1. Mitt Romney: Will he speak to Iowans?
Romney has put one foot in and one foot out in Iowa. His poll numbers remain stable. He has a base of supporters left over from his second place finish in 2008. And with Rick Perry and Sarah Palin signaling that they will enter the race, Romney may want to play in Iowa. A surprising first or second place finish in would go a long way in vanquishing his opponents. Tonight, will Romney tailor his answers toward Iowans or act as the frontrunner he is and cautiously repeat his low-risk talking points?
2. Michele Bachmann: How well can she play defense?
Unlike the last debate, Bachmann is likely to be attacked. Can she be calm and cool under the limelights as her opponents turn the heat on her?
3. Tim Pawlenty: Can he show some life and a backbone?
Pawlenty’s campaign began to derail when he looked like a wimp in New Hampshire by refusing to call Romney’s Massachusetts health care plan, “ObamneyCare,” which he did the day before when Romney was not present in the room. Will he be strong and attack Bachmann to her face? If so, will it galvanize his supporters or turn off Iowans who have a reputation for not liking people going negative?
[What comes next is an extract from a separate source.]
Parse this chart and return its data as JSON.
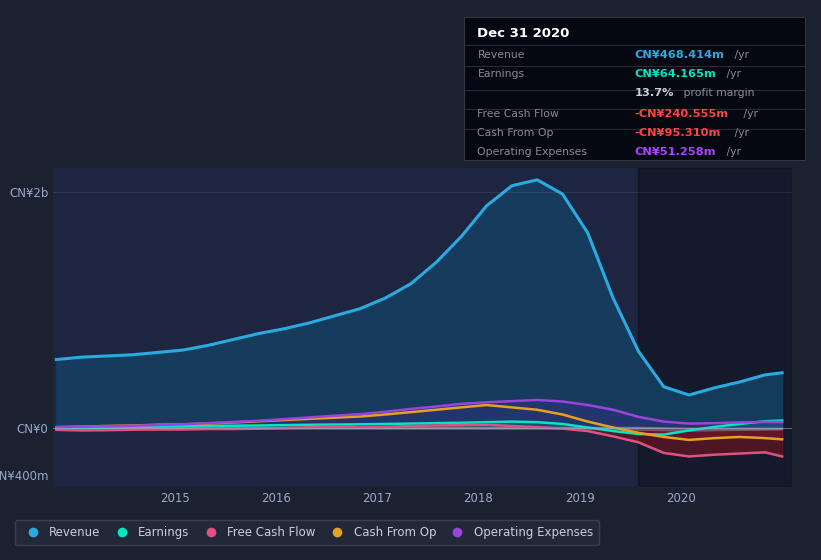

4. Ron Paul: Will he say something that will push him over the top at the Straw Poll?
Can he break through the clutter and sharpen his message to motivate more people to vote for him in Saturday’s Straw Poll? In past debates, Paul has sounded professorial and has not had the opportunity to remind the audience that he has been right on fiscal and some foreign policy issues and the Republican party has swung toward his views in recent years. It is safe to say that if either Pawlenty or Bachmann finish below Paul on Saturday, their campaign will be severely wounded.
5. Herman Cain: Can he combine likeability and substance?
During the first South Carolina debate, Cain was likeable and hit the right notes. He performed spectacularly well. With more top-tier contenders at the second debate, Cain struggled with policy issues, and his performance was not as good. Saturday is crucial to his campaign’s fortunes. He has generated more buzz than candidates like Pawlenty. He has a record of turning around businesses that many thought were headed toward bankruptcy, which can present a sharp contrast to President Obama. Can he combine his affability and charm with some meaty substance that will make more people not just like him, as evidenced by his consistency atop Gallup’s ‘positive intensity’ rankings, but also believe he can have a chance of winning the nomination?
6. Newt Gingrich: Can he revive his campaign?
Gingrich has been well-received in Iowa. He has said he will not go negative on other candidates. Will he give a debate performance that will get him back into the conversation as a contender?
7. Jon Huntsman: Will he attack Romney?
This is his first debate of this cycle and the first time he is on stage with other candidates. His campaign effectively starts tonight. If he doesn’t directly attack Romney to his face, he risks being branded weak like Pawlenty. Huntsman needs to knock out Romney in New Hampshire, and tonight’s debate, for him, may be directed at voters in states like New Hampshire and Florida for Huntsman has, at this point, decided not to partake in the Iowa Caucus.
8. Rick Santorum: Will he attack Perry?
Will Santorum try to hurt Perry and help himself by attacking Perry for his back and forth on issues related to gay marriage and abortion?
9. Sarah Palin: Will she make news?
She made news yesterday by announcing her bus tour will resume Friday at the Iowa State Fair. Some of her fervent supporters have joked on Twitter that she should be in attendance at the debate. Will she issue a statement, tweet something, or do something that will make news during or after the debate? Will she fact-check or provide react to anything that may be said about her during the debate?
10. Rick Perry: Will he respond to attacks?
If Perry is attacked during the debate, will he provide rapid response commentary or issue a statement defending himself? In the 24-hour media cycle, he may have to in order to define himself on his own terms as he gears up for an important announcement this Saturday at the RedState Gathering in Charleston, South Carolina.